Eine Maschinenfabrik, die den Auftrag zur Ausbesserung eines Schiffsmotors annimmt, hat die vertragliche Pflicht, dem Schiff ihren Schiffsanlegeplatz in einem ordnungsgemäßen Zustand zur Verfügung zu stellen. Befindet sich ihre Kaianlage im Umbau, so hat sie im Rahmen des Möglichen und Zumutbaren provisorische Maßnahmen zur Vermeidung von Schäden an den anlegenden Schiffen zu treffen.

 

Urteil des Bundesgerichtshofes

vom 18. Oktober 1962

(Landgericht Kiel/Oberlandesgericht Schleswig)

II Z2 3/61


Zum Tatbestand:

Das bei der Klägerin versicherte Motorschiff „H", das wegen Überholung eines Motors an der Kaianlage der Beklagten lag, wurde nachts durch böigen Sturm gegen die sich gerade im Umbau befindliche Kaianlage geschlagen und beschädigt.
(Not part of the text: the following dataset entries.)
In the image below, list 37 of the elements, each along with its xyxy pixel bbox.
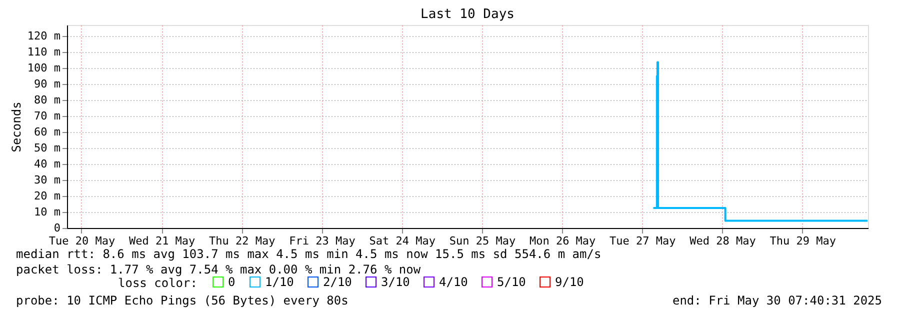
y-tick-label: 70 m xyxy=(34,110,61,123)
x-tick-label: Wed 28 May xyxy=(690,234,756,248)
text: packet loss: 1.77 % avg 7.54 % max 0.00 % min 2.76 % now xyxy=(16,262,422,276)
legend-label: 0 xyxy=(228,275,236,289)
y-tick-label: 50 m xyxy=(34,142,61,155)
legend-label: 2/10 xyxy=(323,275,352,289)
legend-label: 9/10 xyxy=(555,275,584,289)
y-tick-label: 10 m xyxy=(34,206,61,219)
y-tick-label: 100 m xyxy=(27,62,61,75)
y-tick-label: 80 m xyxy=(34,94,61,107)
y-tick-label: 120 m xyxy=(27,30,61,43)
text: median rtt: 8.6 ms avg 103.7 ms max 4.5 ms min 4.5 ms now 15.5 ms sd 554.6 m am/s xyxy=(16,247,602,261)
x-tick-label: Mon 26 May xyxy=(529,234,596,248)
y-tick-label: 40 m xyxy=(34,158,61,171)
x-tick-label: Sat 24 May xyxy=(369,234,436,248)
legend-label: 3/10 xyxy=(381,275,410,289)
text: end: Fri May 30 07:40:31 2025 xyxy=(672,294,882,308)
y-tick-label: 60 m xyxy=(34,126,61,139)
y-axis-title: Seconds xyxy=(9,102,24,152)
x-tick-label: Wed 21 May xyxy=(128,234,196,248)
y-tick-label: 110 m xyxy=(27,46,61,59)
y-tick-label: 30 m xyxy=(34,174,61,187)
legend-label: 4/10 xyxy=(439,275,468,289)
x-tick-label: Fri 23 May xyxy=(289,234,356,248)
x-tick-label: Tue 27 May xyxy=(610,234,676,248)
legend-label: 5/10 xyxy=(497,275,526,289)
text: probe: 10 ICMP Echo Pings (56 Bytes) every 80s xyxy=(16,294,348,308)
legend-label: 1/10 xyxy=(265,275,294,289)
x-tick-label: Thu 29 May xyxy=(770,234,836,248)
y-tick-label: 20 m xyxy=(34,190,61,203)
legend-title: loss color: xyxy=(118,276,198,290)
y-tick-label: 90 m xyxy=(34,78,61,91)
x-tick-label: Sun 25 May xyxy=(449,234,516,248)
chart-title: Last 10 Days xyxy=(420,7,514,22)
x-tick-label: Tue 20 May xyxy=(48,234,116,248)
x-tick-label: Thu 22 May xyxy=(209,234,276,248)
y-tick-label: 0 xyxy=(54,222,60,234)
Die Klägerin verlangt von der Beklagten Rückerstattung des dem Kapitän und Motorschiffseigner „A" ersetzten Schadens. Sie behauptet, daß sich „A" - ein Dauerkunde der Beklagten - vor dem Anlegen an der neuen Kaianlage fernmündlich bei der Beklagten erkundigt habe, ob er dort sicher liegen könne. Dies sei vom Leiter „B" der Reparaturabteilung bejaht worden, obgleich an der Kaianlage noch die Schiengel, waagerechte Schutzbalken vor der Kaimauer und den senkrechtstehenden Reibepfählen der Anlage, gefehlt hätten. Im übrigen seien nach dem Anlegen des Schiffes noch gewisse Schutzmaßnahmen von „B" zugesichert worden, welche die Beklagte aber nicht durchgeführt habe.
Die Klage blieb in allen 3 Instanzen erfolglos.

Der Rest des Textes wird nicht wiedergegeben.